Welcome to our dedicated page for First Interstate Bancsystem SEC filings (Ticker: FIBK), a comprehensive resource for investors and traders seeking official regulatory documents including 10-K annual reports, 10-Q quarterly earnings, 8-K material events, and insider trading forms.
This page provides access to U.S. Securities and Exchange Commission filings for First Interstate BancSystem, Inc. (NASDAQ: FIBK), a financial and bank holding company focused on community banking and headquartered in Billings, Montana. As a registrant under the Securities Exchange Act of 1934, the company files annual reports on Form 10-K, quarterly reports on Form 10-Q, and current reports on Form 8-K, along with registration statements and related documents for securities offerings.
First Interstate BancSystem’s SEC filings give detailed insight into its commercial banking operations, financial condition, and governance.

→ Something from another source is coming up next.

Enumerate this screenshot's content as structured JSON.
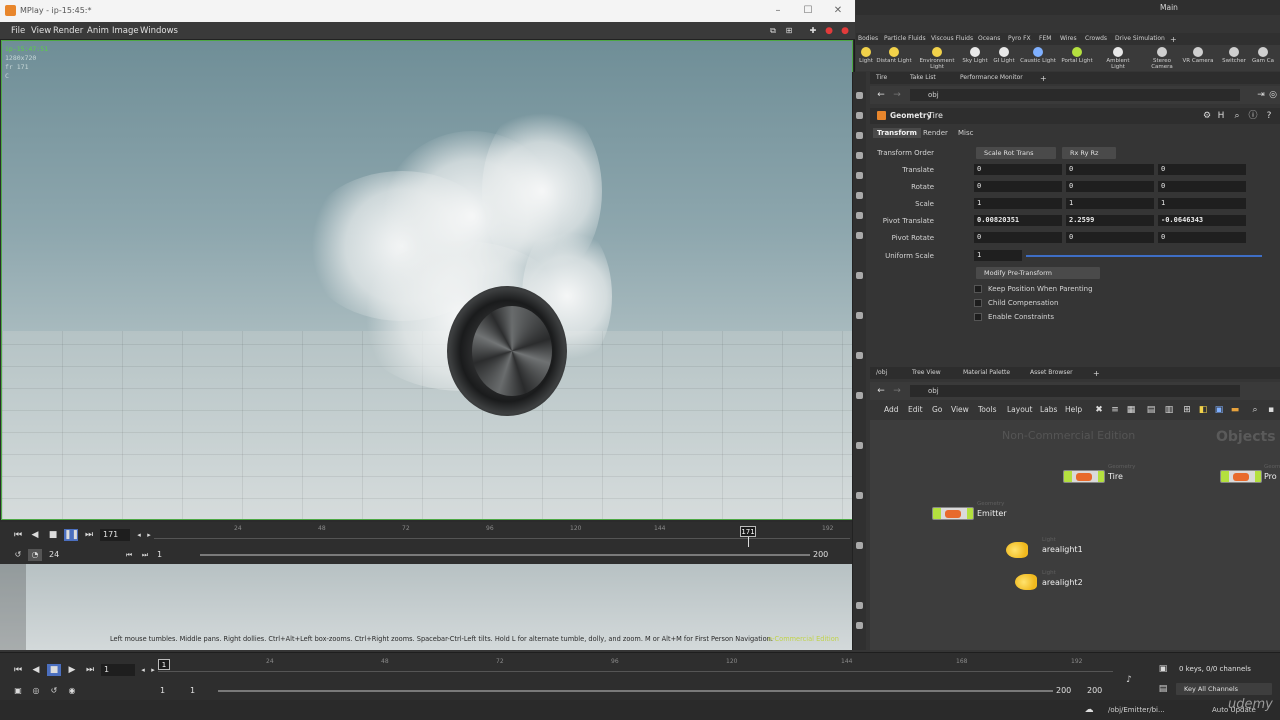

Periodic reports discuss net interest income, net interest margin, noninterest income and expense, loan composition, investment securities, deposits, other funding sources, credit quality measures, and capital ratios. They also describe the company’s role as a financial and bank holding company, its community banking focus, and its multistate footprint served through First Interstate Bank.
Current reports on Form 8-K for FIBK cover a range of material events. Recent filings describe quarterly earnings results and the related press releases, the posting of corporate presentations, adoption of a stock repurchase program authorizing repurchases of common stock, subordinated note offerings and redemptions, branch sale transactions with Enterprise Bank & Trust and Security First Bank, and changes in directors and certain executive officers, including employment agreements and transition arrangements. These documents also outline board committee assignments and other governance matters.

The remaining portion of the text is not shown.